Overview
This article provides steps to save Adaptive Multi-Factor Authentication (MFA) risk assessment scores to a user’s app_metadata using a Post-Login Action.
Applies To
- Adaptive MFA
- Actions
- App Metadata
Cause
Solution
To save the Adaptive MFA risk scores, create and deploy a Post-Login Action with the provided script.
- Navigate to Actions > Library and select Create Action > Create Custom Action.
- On the Create Action modal, enter a Name for the Action, select Login / Post Login as the trigger, and select Create.

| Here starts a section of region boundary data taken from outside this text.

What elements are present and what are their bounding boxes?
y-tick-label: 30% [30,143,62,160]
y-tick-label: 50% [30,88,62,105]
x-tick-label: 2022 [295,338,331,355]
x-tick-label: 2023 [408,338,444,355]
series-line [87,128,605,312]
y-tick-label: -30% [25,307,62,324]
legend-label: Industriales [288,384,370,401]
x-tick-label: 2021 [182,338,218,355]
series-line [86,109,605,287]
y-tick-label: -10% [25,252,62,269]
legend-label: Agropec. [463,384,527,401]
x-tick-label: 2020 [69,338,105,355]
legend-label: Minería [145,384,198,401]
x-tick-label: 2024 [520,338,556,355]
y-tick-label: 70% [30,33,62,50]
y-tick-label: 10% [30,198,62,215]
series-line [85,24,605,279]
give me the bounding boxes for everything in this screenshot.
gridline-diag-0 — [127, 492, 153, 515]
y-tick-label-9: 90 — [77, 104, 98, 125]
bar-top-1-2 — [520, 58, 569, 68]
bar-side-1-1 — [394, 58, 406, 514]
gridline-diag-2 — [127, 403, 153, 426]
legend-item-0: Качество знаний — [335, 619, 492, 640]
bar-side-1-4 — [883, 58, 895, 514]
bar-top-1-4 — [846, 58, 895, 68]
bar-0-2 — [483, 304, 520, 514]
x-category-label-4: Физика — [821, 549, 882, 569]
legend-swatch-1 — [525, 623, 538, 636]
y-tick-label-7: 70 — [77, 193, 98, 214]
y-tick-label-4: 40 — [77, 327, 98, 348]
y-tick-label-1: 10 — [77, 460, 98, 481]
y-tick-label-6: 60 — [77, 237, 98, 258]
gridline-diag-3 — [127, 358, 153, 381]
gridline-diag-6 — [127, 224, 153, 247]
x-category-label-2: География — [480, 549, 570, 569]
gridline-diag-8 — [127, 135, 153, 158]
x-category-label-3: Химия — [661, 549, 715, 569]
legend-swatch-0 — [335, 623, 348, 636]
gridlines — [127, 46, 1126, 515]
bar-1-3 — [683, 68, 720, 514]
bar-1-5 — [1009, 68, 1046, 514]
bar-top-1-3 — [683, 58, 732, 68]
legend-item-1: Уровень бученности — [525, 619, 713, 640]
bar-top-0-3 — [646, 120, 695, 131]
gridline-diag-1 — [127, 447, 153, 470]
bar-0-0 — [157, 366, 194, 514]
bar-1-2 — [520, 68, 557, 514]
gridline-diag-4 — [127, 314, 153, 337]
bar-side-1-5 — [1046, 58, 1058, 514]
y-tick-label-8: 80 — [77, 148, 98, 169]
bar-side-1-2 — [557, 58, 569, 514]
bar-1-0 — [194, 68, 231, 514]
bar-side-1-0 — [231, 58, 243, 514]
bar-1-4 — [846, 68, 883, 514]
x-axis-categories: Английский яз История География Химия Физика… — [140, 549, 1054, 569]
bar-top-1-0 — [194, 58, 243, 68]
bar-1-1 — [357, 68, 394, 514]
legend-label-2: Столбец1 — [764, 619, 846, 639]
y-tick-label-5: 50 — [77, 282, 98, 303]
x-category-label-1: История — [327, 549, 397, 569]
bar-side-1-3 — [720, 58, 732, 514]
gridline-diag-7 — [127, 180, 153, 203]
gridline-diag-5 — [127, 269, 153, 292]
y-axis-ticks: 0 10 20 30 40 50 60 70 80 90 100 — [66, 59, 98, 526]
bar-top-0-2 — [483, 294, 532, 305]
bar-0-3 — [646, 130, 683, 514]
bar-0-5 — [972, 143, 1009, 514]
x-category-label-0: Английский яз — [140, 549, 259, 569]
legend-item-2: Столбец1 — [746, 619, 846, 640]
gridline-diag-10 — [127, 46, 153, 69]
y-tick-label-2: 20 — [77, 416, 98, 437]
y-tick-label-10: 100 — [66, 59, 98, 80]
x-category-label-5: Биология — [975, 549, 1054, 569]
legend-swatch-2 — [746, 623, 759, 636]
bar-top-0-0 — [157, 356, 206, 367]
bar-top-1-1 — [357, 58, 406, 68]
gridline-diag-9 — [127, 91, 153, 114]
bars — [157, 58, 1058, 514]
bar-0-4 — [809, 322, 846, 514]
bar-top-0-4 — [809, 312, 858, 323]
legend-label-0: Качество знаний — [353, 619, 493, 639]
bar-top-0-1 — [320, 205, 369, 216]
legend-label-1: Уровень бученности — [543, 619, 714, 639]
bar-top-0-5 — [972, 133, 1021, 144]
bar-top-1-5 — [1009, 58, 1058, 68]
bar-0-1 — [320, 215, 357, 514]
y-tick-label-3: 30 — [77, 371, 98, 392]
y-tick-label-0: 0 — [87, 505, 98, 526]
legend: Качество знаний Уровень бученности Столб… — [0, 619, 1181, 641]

- In the Action editor, enter the following code:
exports.onExecutePostLogin = async (event, api) => {
if (event.authentication && event.authentication.riskAssessment) {
const riskAssessment = event.authentication.riskAssessment;
const overallScore = riskAssessment.confidence;
const newDeviceScore = riskAssessment.assessments?.NewDevice?.confidence;
const impossibleTravelScore = riskAssessment.assessments?.ImpossibleTravel?.confidence;
const untrustedIPScore = riskAssessment.assessments?.UntrustedIP?.confidence;
const riskData = {
overallScore: overallScore,
assessments: {
newDevice: newDeviceScore,
impossibleTravel: impossibleTravelScore,
untrustedIP: untrustedIPScore
}
};
api.user.setAppMetadata("risk_assessment_history", riskData);
}
};
- Select the Deploy button.
- Add the new Action to the Login flow by navigating to Actions > Triggers > Post-Login.
- Log in to an application to trigger the flow. After a successful login, the risk assessment data is saved to the user’s
app_metadata.
NOTE: This script is an example and is not production-ready. It must be tested thoroughly in a development environment before deployment.